A trap. Sweetest Lord, the ground sprouted soldiers, and all around him people screamed, running this way and that like befuddled hens. A company of mounted dragoons came charging over a drier patch of ground, swords glinted in the sun, and the screaming that surrounded him intensified. Matthew grabbed hold of Sandy, boosted him over a boulder and vaulted over, landing with a curse in a thicket of brambles.
“We have to go,” he said, struggling to adjust the ridiculous fair hairpiece atop his head.
“Aye, I gather that, but which way, do you think?” Sandy sounded controlled, but his hands were shaking and his mouth kept on twitching as if he were a cornered rabbit – adequate, all in all, Matthew mused wryly.
Matthew slid in under the brambles to better study the scene in front of him.

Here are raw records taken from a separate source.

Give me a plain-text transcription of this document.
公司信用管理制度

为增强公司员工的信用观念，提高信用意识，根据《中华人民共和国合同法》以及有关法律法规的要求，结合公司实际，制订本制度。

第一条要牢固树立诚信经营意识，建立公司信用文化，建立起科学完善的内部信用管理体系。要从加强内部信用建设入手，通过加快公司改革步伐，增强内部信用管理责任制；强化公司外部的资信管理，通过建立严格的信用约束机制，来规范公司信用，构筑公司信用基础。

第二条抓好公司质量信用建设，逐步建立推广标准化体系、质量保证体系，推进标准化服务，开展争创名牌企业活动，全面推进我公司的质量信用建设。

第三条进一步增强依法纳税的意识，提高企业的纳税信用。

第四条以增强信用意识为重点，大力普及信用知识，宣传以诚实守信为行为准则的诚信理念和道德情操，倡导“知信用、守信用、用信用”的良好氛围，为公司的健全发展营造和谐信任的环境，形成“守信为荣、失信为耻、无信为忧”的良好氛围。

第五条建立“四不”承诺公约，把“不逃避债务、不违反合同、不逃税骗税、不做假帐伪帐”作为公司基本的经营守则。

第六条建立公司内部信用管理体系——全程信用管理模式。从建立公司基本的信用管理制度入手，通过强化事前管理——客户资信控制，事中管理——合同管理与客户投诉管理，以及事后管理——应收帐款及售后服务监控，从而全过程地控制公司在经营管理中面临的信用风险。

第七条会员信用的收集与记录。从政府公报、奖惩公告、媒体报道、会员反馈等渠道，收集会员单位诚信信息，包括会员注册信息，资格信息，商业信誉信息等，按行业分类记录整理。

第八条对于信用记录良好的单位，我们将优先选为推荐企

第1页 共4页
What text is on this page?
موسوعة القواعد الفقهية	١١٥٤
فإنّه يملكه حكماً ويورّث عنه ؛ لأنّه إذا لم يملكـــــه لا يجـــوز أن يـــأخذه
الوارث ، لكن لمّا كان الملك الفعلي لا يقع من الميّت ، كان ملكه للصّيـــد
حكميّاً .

The soldiers had formed a rough square and were closing in on the remnants of the meeting, swords raised. To the north, the line was straggly, and fleeing brethren and sisters rushed by the angry, shouting soldiers, making for the wetlands beyond. They could stay here, hoping that they wouldn’t be found, but when he saw the dogs Matthew decided that was not a good idea.
“This way,” Matthew said, and with Sandy’s hand in a firm grip he broke cover.
“It’s him! Peden!” There was a loud whistle from somewhere behind them, and the sound of booted feet, many feet, charging after them.
“Run!” Matthew extended his stride, dragging Sandy along. To his right, the soldiers were busy herding together a group of men. The soldiers to his left were too far away to be of any concern, and Matthew set his sights on a threesome of soldiers standing somewhat to the side. He brandished his sword, roared, and Sandy roared with him. The soldiers fell back, one of them tugged at his sword, another stumbled to his knees, and they were past, running deeper and deeper into the moor.